Lucy transforms from victim to pariah. Julia, among the many mothers closely following the case, instantly empathizes with Lucy, about such regret. She struggles with loneliness, rattled and lost as her husband works long hours. A mistake results in a call to child protection services.
Julia becomes convinced that her odd next-door neighbor may have kidnapped Lucy, trapping her in his basement. But depressed and wracked by constant self-doubt, she fails to contact authorities. To be sure, the authorities likely would not have believed her. She spots a vital clue but tells no one, not even Michelle who might have offered guidance.
Most family members, specialists, and even best friends, quickly deny that a woman could ever regret having a child, and at best insist such feelings are a passing phase.

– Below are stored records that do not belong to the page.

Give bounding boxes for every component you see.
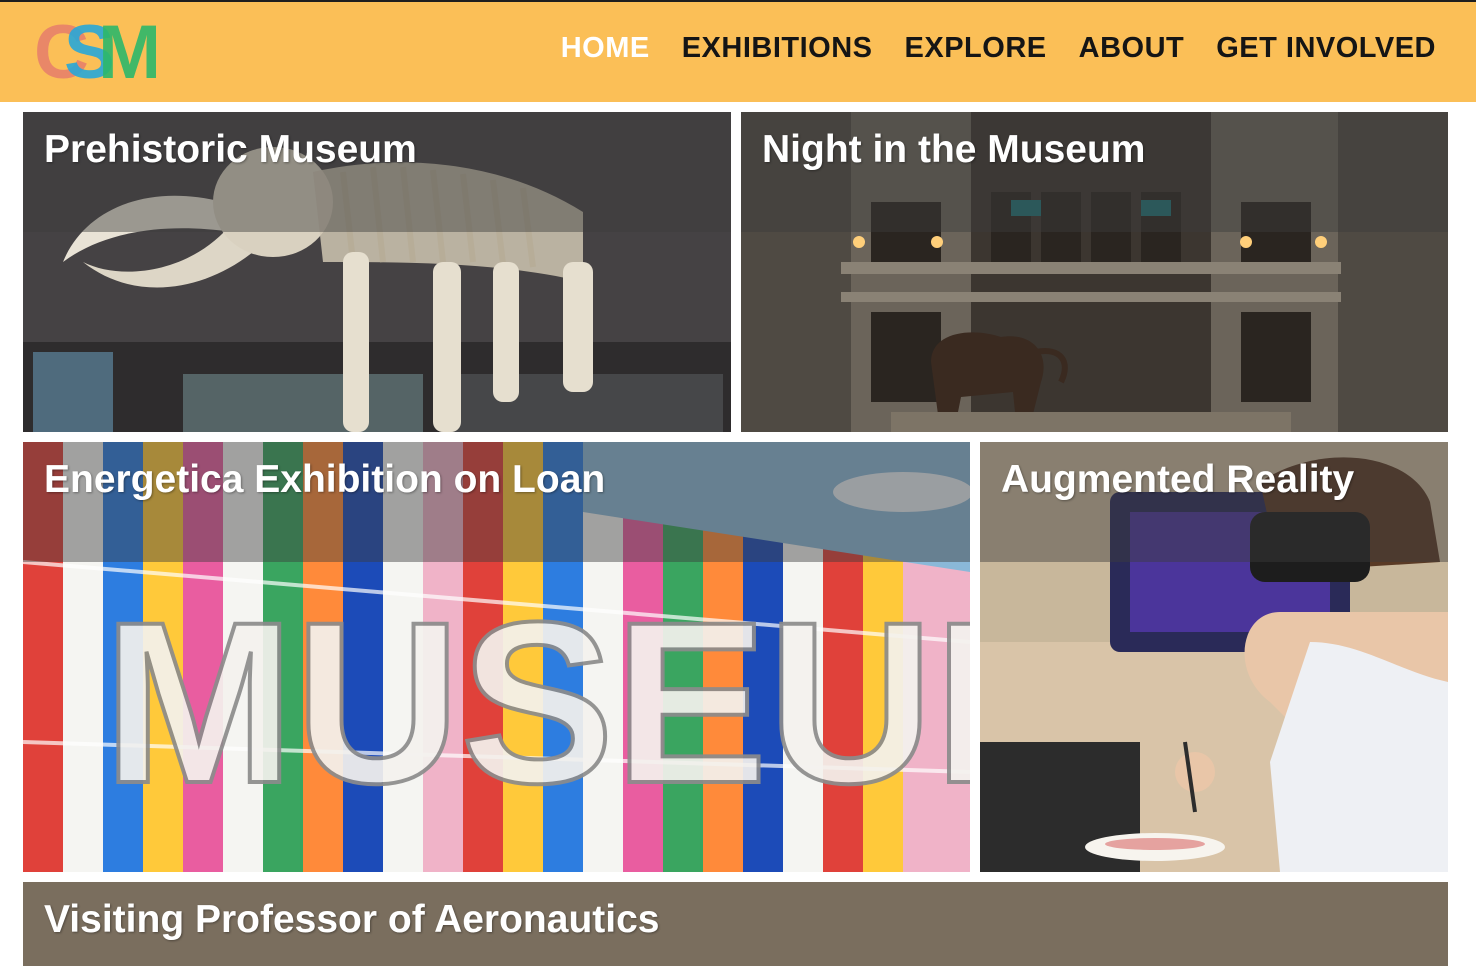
nav-about[interactable]: ABOUT xyxy=(1079,32,1185,65)
svg-text:M: M xyxy=(98,16,156,86)
nav-get-involved[interactable]: GET INVOLVED xyxy=(1216,32,1436,65)
site-header: C S M HOME EXHIBITIONS EXPLORE ABOUT GET… xyxy=(0,0,1476,102)
card-title: Visiting Professor of Aeronautics xyxy=(44,898,660,941)
card-title: Night in the Museum xyxy=(762,128,1146,171)
csm-logo[interactable]: C S M xyxy=(34,16,156,86)
card-energetica-exhibition[interactable]: MUSEUM Energetica Exhibition on Loan xyxy=(23,442,970,872)
card-augmented-reality[interactable]: Augmented Reality xyxy=(980,442,1448,872)
museum-sign-text: MUSEUM xyxy=(103,574,970,831)
card-title: Augmented Reality xyxy=(1001,458,1355,501)
main-nav: HOME EXHIBITIONS EXPLORE ABOUT GET INVOL… xyxy=(561,32,1436,65)
card-night-in-the-museum[interactable]: Night in the Museum xyxy=(741,112,1448,432)
card-title: Prehistoric Museum xyxy=(44,128,417,171)
nav-home[interactable]: HOME xyxy=(561,32,650,65)
card-prehistoric-museum[interactable]: Prehistoric Museum xyxy=(23,112,731,432)
card-title: Energetica Exhibition on Loan xyxy=(44,458,606,501)
nav-exhibitions[interactable]: EXHIBITIONS xyxy=(682,32,873,65)
card-visiting-professor[interactable]: Visiting Professor of Aeronautics xyxy=(23,882,1448,966)
nav-explore[interactable]: EXPLORE xyxy=(905,32,1047,65)
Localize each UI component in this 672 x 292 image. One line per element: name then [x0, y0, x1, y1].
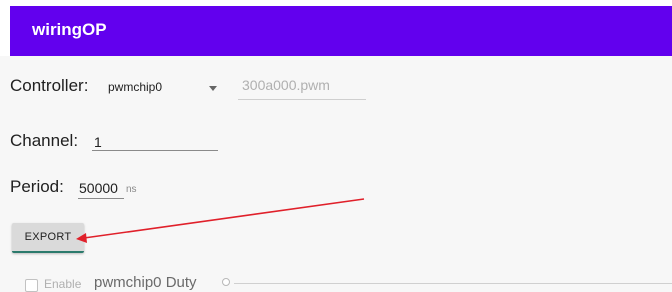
- period-unit: ns: [126, 184, 137, 195]
- channel-label: Channel:: [10, 131, 79, 150]
- controller-address-underline: [238, 99, 366, 100]
- channel-input[interactable]: 1: [94, 134, 102, 150]
- duty-slider-thumb[interactable]: [222, 278, 230, 286]
- controller-select[interactable]: pwmchip0: [108, 80, 162, 94]
- period-input-underline: [78, 198, 124, 199]
- period-input[interactable]: 50000: [79, 180, 118, 196]
- channel-input-underline: [92, 150, 218, 151]
- export-button[interactable]: EXPORT: [12, 223, 84, 253]
- chevron-down-icon[interactable]: [209, 86, 217, 91]
- enable-label: Enable: [44, 277, 82, 291]
- app-window: wiringOP Controller: pwmchip0 300a000.pw…: [0, 0, 672, 292]
- duty-slider-track[interactable]: [234, 283, 672, 284]
- controller-label: Controller:: [10, 76, 89, 95]
- duty-label: pwmchip0 Duty: [94, 274, 197, 291]
- controller-address-field: 300a000.pwm: [242, 77, 330, 93]
- main-content: Controller: pwmchip0 300a000.pwm Channel…: [0, 56, 672, 292]
- period-label: Period:: [10, 177, 64, 196]
- app-bar: wiringOP: [10, 6, 672, 56]
- enable-checkbox[interactable]: [25, 279, 38, 292]
- app-title: wiringOP: [32, 20, 107, 39]
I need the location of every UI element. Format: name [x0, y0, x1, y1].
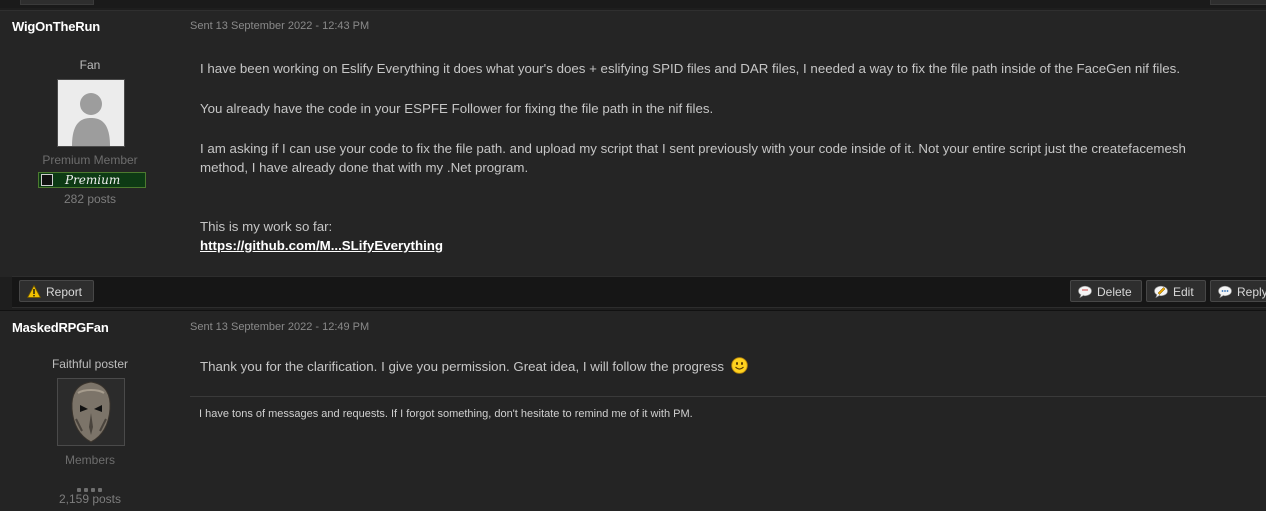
reply-bubble-icon	[1218, 285, 1232, 298]
reply-button[interactable]: Reply	[1210, 280, 1266, 302]
signature-divider	[190, 396, 1266, 397]
post-count[interactable]: 282 posts	[0, 192, 180, 206]
edit-label: Edit	[1173, 285, 1194, 299]
post-action-bar: Report Delete Edit Reply	[12, 276, 1266, 308]
pencil-bubble-icon	[1154, 285, 1168, 298]
top-strip	[0, 0, 1266, 8]
rank-pips	[76, 479, 106, 492]
post-header: WigOnTheRun Sent 13 September 2022 - 12:…	[0, 11, 1266, 43]
paragraph: You already have the code in your ESPFE …	[200, 101, 714, 116]
signature: I have tons of messages and requests. If…	[199, 408, 693, 420]
author-sidebar: Faithful poster Members 2,159 posts	[0, 311, 180, 511]
post-header: MaskedRPGFan Sent 13 September 2022 - 12…	[0, 311, 1266, 343]
reply-label: Reply	[1237, 285, 1266, 299]
message-post-1: WigOnTheRun Sent 13 September 2022 - 12:…	[0, 10, 1266, 277]
top-tab-left[interactable]	[20, 0, 94, 5]
member-rank: Fan	[79, 58, 101, 72]
badge-pin-icon	[41, 174, 53, 186]
dragon-priest-mask-avatar-icon	[58, 379, 124, 445]
avatar[interactable]	[57, 79, 125, 147]
member-group: Members	[64, 453, 115, 467]
report-label: Report	[46, 285, 83, 299]
post-count[interactable]: 2,159 posts	[0, 492, 180, 506]
message-text: Thank you for the clarification. I give …	[200, 359, 724, 374]
edit-button[interactable]: Edit	[1146, 280, 1206, 302]
member-group: Premium Member	[42, 153, 138, 167]
author-sidebar: Fan Premium Member Premium 282 posts	[0, 11, 180, 277]
paragraph: I am asking if I can use your code to fi…	[200, 141, 1186, 175]
warning-icon	[27, 285, 41, 298]
post-body: Thank you for the clarification. I give …	[200, 357, 748, 376]
badge-label: Premium	[65, 173, 121, 187]
premium-badge: Premium	[38, 172, 146, 188]
post-body: I have been working on Eslify Everything…	[200, 59, 1260, 255]
default-avatar-icon	[58, 80, 124, 146]
avatar[interactable]	[57, 378, 125, 446]
smiley-icon	[730, 357, 748, 374]
delete-label: Delete	[1097, 285, 1132, 299]
member-rank: Faithful poster	[51, 357, 129, 371]
report-button[interactable]: Report	[19, 280, 94, 302]
top-tab-right[interactable]	[1210, 0, 1266, 5]
message-post-2: MaskedRPGFan Sent 13 September 2022 - 12…	[0, 310, 1266, 511]
github-link[interactable]: https://github.com/M...SLifyEverything	[200, 238, 443, 253]
speech-bubble-icon	[1078, 285, 1092, 298]
delete-button[interactable]: Delete	[1070, 280, 1142, 302]
sent-date: Sent 13 September 2022 - 12:43 PM	[190, 20, 370, 32]
paragraph: I have been working on Eslify Everything…	[200, 61, 1181, 76]
paragraph: This is my work so far:	[200, 219, 333, 234]
sent-date: Sent 13 September 2022 - 12:49 PM	[190, 321, 370, 333]
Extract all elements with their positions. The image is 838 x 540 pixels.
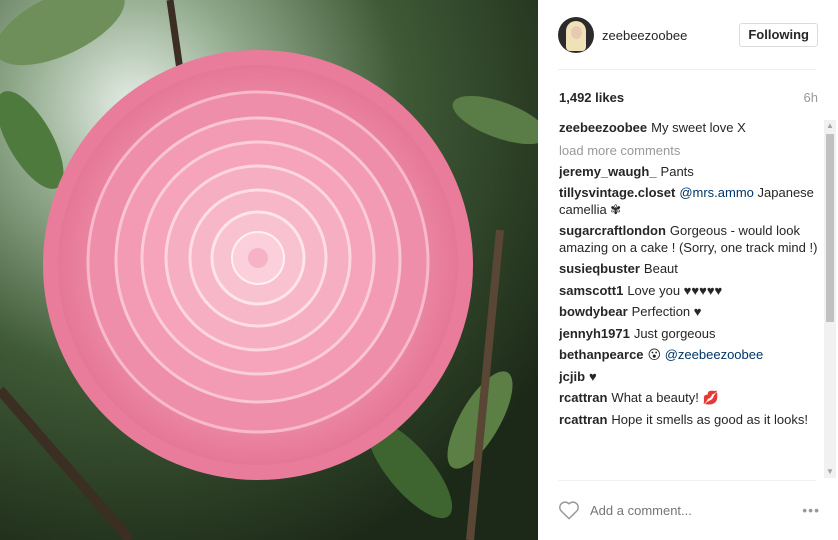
post-photo[interactable] [0,0,538,540]
comments-divider [558,480,816,481]
comment-item: rcattran What a beauty! 💋 [559,390,821,407]
comment-item: susieqbuster Beaut [559,261,821,278]
comment-item: bethanpearce 😮 @zeebeezoobee [559,347,821,364]
scroll-up-arrow-icon[interactable]: ▲ [824,120,836,132]
scroll-down-arrow-icon[interactable]: ▼ [824,466,836,478]
comments-list[interactable]: zeebeezoobee My sweet love X load more co… [559,120,821,478]
comments-scrollbar[interactable]: ▲ ▼ [824,120,836,478]
post-header: zeebeezoobee Following [558,16,818,54]
comment-item: samscott1 Love you ♥♥♥♥♥ [559,283,821,300]
comment-mention[interactable]: @mrs.ammo [679,185,754,200]
scrollbar-thumb[interactable] [826,134,834,322]
comment-author[interactable]: jeremy_waugh_ [559,164,657,179]
avatar[interactable] [558,17,594,53]
comment-author[interactable]: bowdybear [559,304,628,319]
post-side-panel: zeebeezoobee Following 1,492 likes 6h ze… [538,0,838,540]
comment-text: My sweet love X [651,120,746,135]
load-more-comments-link[interactable]: load more comments [559,142,821,159]
more-options-icon[interactable]: ••• [802,502,820,518]
heart-outline-icon[interactable] [558,500,580,520]
comment-item: jennyh1971 Just gorgeous [559,326,821,343]
comment-author[interactable]: zeebeezoobee [559,120,647,135]
comment-text: Love you ♥♥♥♥♥ [627,282,723,298]
post-time[interactable]: 6h [804,90,818,105]
comment-item: bowdybear Perfection ♥ [559,304,821,321]
comment-item: jcjib ♥ [559,369,821,386]
comment-text: Beaut [643,261,678,276]
add-comment-input[interactable] [590,502,770,518]
comment-author[interactable]: susieqbuster [559,261,640,276]
comment-item: rcattran Hope it smells as good as it loo… [559,412,821,429]
caption: zeebeezoobee My sweet love X [559,120,821,137]
comment-text: Pants [660,163,694,179]
comment-mention[interactable]: @zeebeezoobee [665,347,764,362]
following-button[interactable]: Following [739,23,818,47]
camellia-flower [43,50,473,480]
header-divider [558,69,816,70]
comment-author[interactable]: tillysvintage.closet [559,185,675,200]
comment-text: What a beauty! 💋 [611,390,719,405]
add-comment-row: ••• [558,496,820,524]
instagram-post-modal: zeebeezoobee Following 1,492 likes 6h ze… [0,0,838,540]
comment-author[interactable]: samscott1 [559,283,623,298]
likes-count[interactable]: 1,492 likes [559,90,624,105]
comment-item: tillysvintage.closet @mrs.ammo Japanese c… [559,185,821,218]
likes-row: 1,492 likes 6h [559,88,818,106]
comment-author[interactable]: rcattran [559,390,607,405]
comment-author[interactable]: jennyh1971 [559,326,630,341]
comment-text: 😮 [647,347,662,362]
comment-item: sugarcraftlondon Gorgeous - would look am… [559,223,821,256]
comment-author[interactable]: jcjib [559,369,585,384]
post-username[interactable]: zeebeezoobee [602,28,687,43]
comment-text: Just gorgeous [633,325,716,341]
comment-text: ♥ [589,368,597,384]
comment-author[interactable]: sugarcraftlondon [559,223,666,238]
comment-item: jeremy_waugh_ Pants [559,164,821,181]
comment-author[interactable]: bethanpearce [559,347,644,362]
comment-text: Hope it smells as good as it looks! [611,411,808,427]
comment-author[interactable]: rcattran [559,412,607,427]
camellia-photo [0,0,538,540]
comment-text: Perfection ♥ [631,304,702,319]
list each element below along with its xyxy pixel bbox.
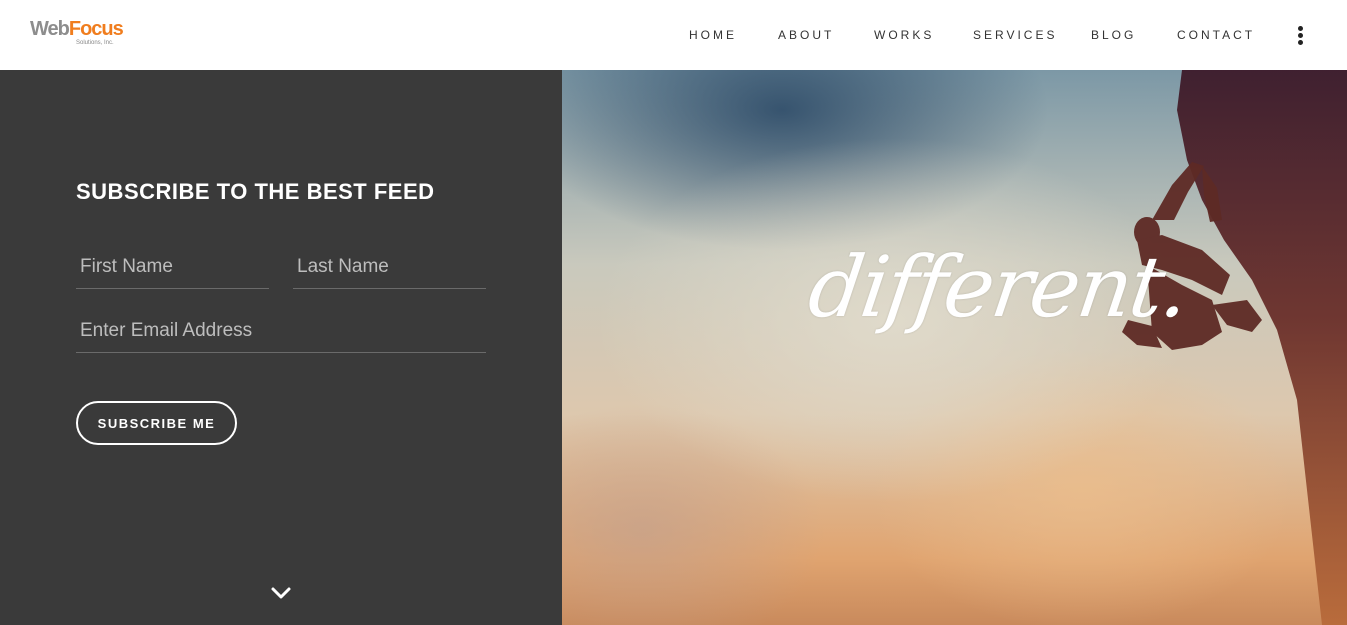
chevron-down-icon[interactable] bbox=[270, 585, 292, 601]
site-header: WebFocus Solutions, Inc. HOME ABOUT WORK… bbox=[0, 0, 1347, 70]
nav-item-about[interactable]: ABOUT bbox=[778, 28, 834, 42]
first-name-field[interactable] bbox=[76, 245, 269, 289]
subscribe-title: SUBSCRIBE TO THE BEST FEED bbox=[76, 179, 435, 204]
nav-item-contact[interactable]: CONTACT bbox=[1177, 28, 1255, 42]
last-name-field[interactable] bbox=[293, 245, 486, 289]
kebab-menu-icon[interactable] bbox=[1296, 26, 1306, 46]
nav-item-works[interactable]: WORKS bbox=[874, 28, 934, 42]
main-nav: HOME ABOUT WORKS SERVICES BLOG CONTACT bbox=[0, 0, 1347, 70]
hero-script-word: different. bbox=[803, 238, 1194, 336]
hero-image: different. bbox=[562, 70, 1347, 625]
climber-cliff-illustration bbox=[1122, 70, 1347, 625]
nav-item-blog[interactable]: BLOG bbox=[1091, 28, 1136, 42]
email-field[interactable] bbox=[76, 309, 486, 353]
subscribe-panel: SUBSCRIBE TO THE BEST FEED SUBSCRIBE ME bbox=[0, 70, 562, 625]
nav-item-services[interactable]: SERVICES bbox=[973, 28, 1057, 42]
subscribe-button[interactable]: SUBSCRIBE ME bbox=[76, 401, 237, 445]
nav-item-home[interactable]: HOME bbox=[689, 28, 737, 42]
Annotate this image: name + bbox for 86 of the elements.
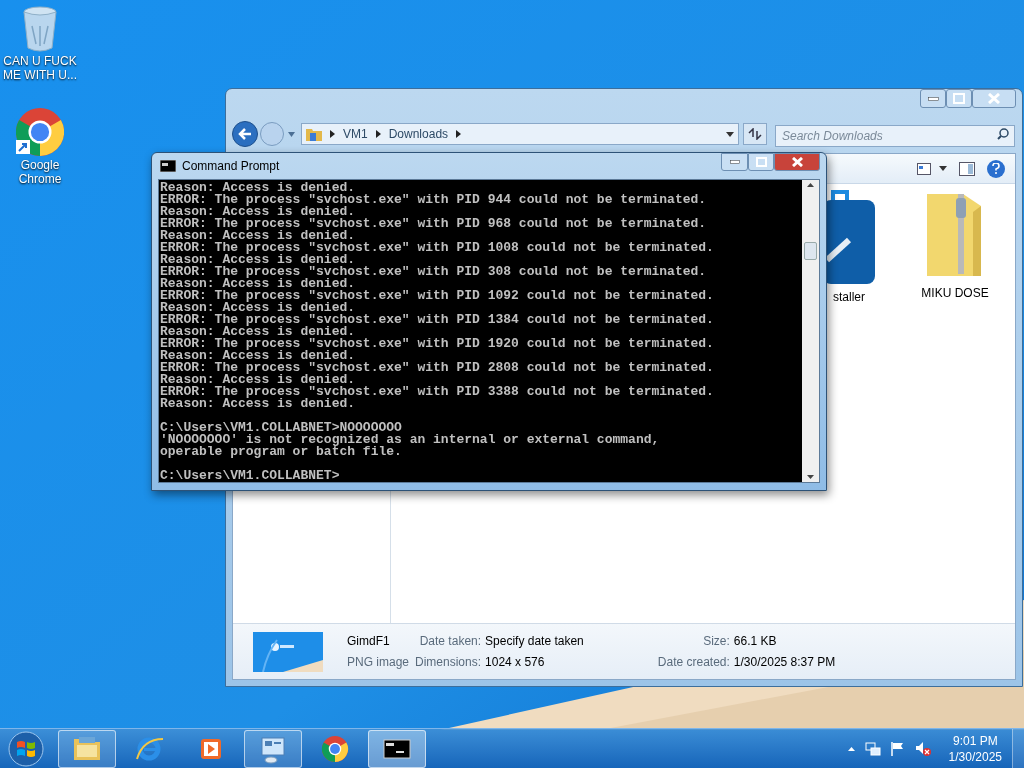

Women who do express how they feel quickly encounter cool, shocked and even hostile reactions. They shut down.
One of the three women remains married in this unusual and well-written mystery, and two do not. And it should be noted that the regrets are not limited to one. Instead, a wide range of losses is covered: career, personhood, free time, romance, loving connections with the vulnerable infants, autonomy, truth and more.
Denial, devastating for all involved, does not make such problems vanish.